Rent: Skid row set to music
Richard Mays
"Times are shitty, but it's pretty sure they could get worse."
Homelessness, poverty, protest, disease, disappointment, despondency - RENT could be a cameo of our times. First performed locally at the Abbey Theatre exactly five years ago, its continued relevance possibly provided motivation for director Scott Andrew and musical director Al Warren to get back together and reprise this gritty rock musical expose of society's underbelly.
Written in the wake of the economic and social fallout that followed the 1987 crash, RENT is the posthumous Pulitzer Prize winning magnum opus by Jonathan Larson. Larson died unexpectedly on the eve of its Broadway production in 1996. Now the ninth longest running show on the Great White Way, RENT was the first musical to feature HIV/AIDS, as well as openly gay and transgender characters.
Based on Puccini's 1896 opera La Boheme, RENT is set on New York's Lower East Side. It is a world of performers, prostitues, pimps and addicts - a community of the underprivileged living in a ghetto dystopia who's down-at-heel and drug-addled lives are leavened by hope, love and creativity.
Welcome back to the pre-digital world. While there are e-mails and mobile phones, there is none of the rampant social media we take so much for granted now. Budding filmmaker Mark Cohen, given suitable restraint by Chris Thompson, records his friends, roomies and associates on a video cam as they interact and become involved in a protest about a neighbourhood redevelopment project.
Benny (Jeremy Matthews) who used to share their cold crummy apartment, and who now owns the building, offers them a deal; if Mark and his mates forego the protest, he'll forego the rent they owe.
Andrew Hodgson's Roger is HIV positive and trying to write an epic song before he succumbs to the disease. Collins, played by Terrence Stapleton, is an HIV-positive gay activist and computer philosopher, who falls for Jason Harkett's transgender Angel.
Renee Pink, reprising her role as Maureen from five years ago, delivers another tremendous performance as the musical's prima donna in the demanding big-voiced beat poet rave Over the Moon. Mark's former girlfriend, Maureen is now in a volatile relationship with Joanne, a legal activist, played in terrific voice by Erica Ward. The on-again, off-again pair star in the duet Take Me or Leave Me.
Meanwhile, Mimi (Alexia Clark), a junkie who is involved with Benny, makes a play for Roger who is stil grieving for his dead girlfriend.
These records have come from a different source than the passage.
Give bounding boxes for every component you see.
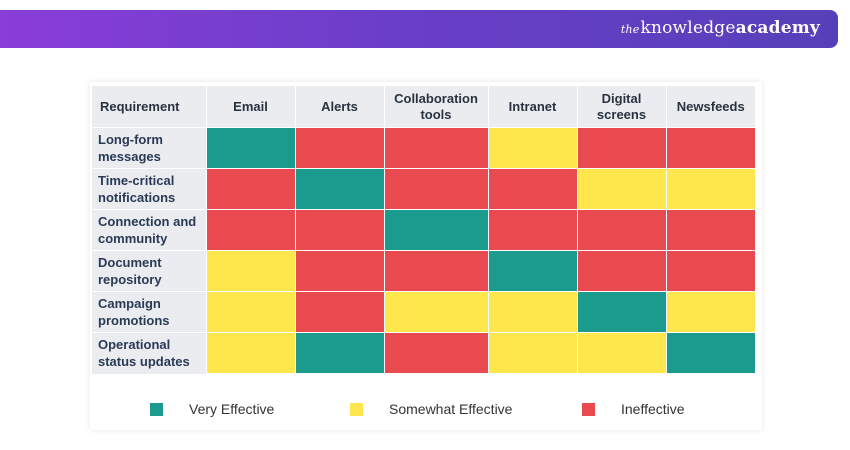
heatmap-cell	[487, 127, 578, 169]
header-row: Requirement Email Alerts Collaboration t…	[92, 86, 755, 128]
heatmap-cell	[205, 209, 296, 251]
heatmap-cell	[665, 127, 756, 169]
legend-item: Somewhat Effective	[350, 401, 512, 417]
heatmap-cell	[383, 168, 489, 210]
table-row: Campaign promotions	[92, 291, 756, 333]
heatmap-cell	[576, 332, 667, 374]
heatmap-cell	[383, 250, 489, 292]
heatmap-cell	[383, 127, 489, 169]
legend-item: Very Effective	[150, 401, 274, 417]
brand-the: the	[620, 23, 640, 36]
brand-logo[interactable]: theknowledgeacademy	[621, 18, 820, 38]
row-label: Connection and community	[92, 209, 206, 251]
heatmap-cell	[487, 332, 578, 374]
legend-swatch-ineffective	[582, 403, 595, 416]
legend: Very Effective Somewhat Effective Ineffe…	[92, 392, 760, 426]
heatmap-cell	[665, 168, 756, 210]
heatmap-cell	[205, 127, 296, 169]
row-label: Operational status updates	[92, 332, 206, 374]
heatmap-cell	[205, 332, 296, 374]
legend-label: Very Effective	[189, 401, 275, 417]
row-label: Time-critical notifications	[92, 168, 206, 210]
heatmap-cell	[487, 291, 578, 333]
heatmap-cell	[383, 291, 489, 333]
legend-swatch-somewhat-effective	[350, 403, 363, 416]
heatmap-cell	[205, 291, 296, 333]
heatmap-cell	[665, 332, 756, 374]
column-header: Digital screens	[576, 86, 666, 128]
heatmap-cell	[665, 250, 756, 292]
legend-label: Ineffective	[621, 401, 685, 417]
heatmap-cell	[294, 209, 385, 251]
heatmap-cell	[294, 250, 385, 292]
requirement-header: Requirement	[92, 86, 206, 128]
heatmap-cell	[487, 209, 578, 251]
table-row: Connection and community	[92, 209, 756, 251]
brand-part2: academy	[735, 18, 820, 38]
heatmap-cell	[294, 168, 385, 210]
heatmap-cell	[294, 332, 385, 374]
legend-label: Somewhat Effective	[389, 401, 513, 417]
heatmap-cell	[294, 127, 385, 169]
heatmap-cell	[576, 250, 667, 292]
heatmap-cell	[205, 250, 296, 292]
column-header: Intranet	[487, 86, 577, 128]
table-row: Document repository	[92, 250, 756, 292]
table-row: Time-critical notifications	[92, 168, 756, 210]
column-header: Alerts	[294, 86, 384, 128]
heatmap-cell	[487, 168, 578, 210]
heatmap-cell	[383, 332, 489, 374]
heatmap-cell	[665, 291, 756, 333]
table-row: Long-form messages	[92, 127, 756, 169]
column-header: Email	[205, 86, 295, 128]
heatmap-cell	[665, 209, 756, 251]
heatmap-cell	[294, 291, 385, 333]
header-banner: theknowledgeacademy	[0, 10, 838, 48]
legend-swatch-very-effective	[150, 403, 163, 416]
heatmap-cell	[576, 209, 667, 251]
heatmap-cell	[205, 168, 296, 210]
effectiveness-heatmap: Requirement Email Alerts Collaboration t…	[92, 86, 756, 374]
brand-part1: knowledge	[640, 18, 736, 38]
row-label: Campaign promotions	[92, 291, 206, 333]
heatmap-cell	[576, 291, 667, 333]
heatmap-body: Long-form messages Time-critical notifica…	[92, 127, 756, 374]
row-label: Long-form messages	[92, 127, 206, 169]
column-header: Newsfeeds	[665, 86, 755, 128]
heatmap-cell	[576, 168, 667, 210]
heatmap-cell	[383, 209, 489, 251]
heatmap-cell	[576, 127, 667, 169]
column-header: Collaboration tools	[383, 86, 488, 128]
table-row: Operational status updates	[92, 332, 756, 374]
legend-item: Ineffective	[582, 401, 685, 417]
heatmap-cell	[487, 250, 578, 292]
row-label: Document repository	[92, 250, 206, 292]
In this sing-through musical, the complex interplay between this core group is performed to a backing track on a two-levelled scaffold set. There's an additional 12-person ensemble who provide additional characters and cameos as well as the chorus and movement.
Compelling and fluent, with evocative music and gutsy performances, RENT offers insight into the rent or broken nature of a society that is only somewhat redeemed by the humanity of its characters.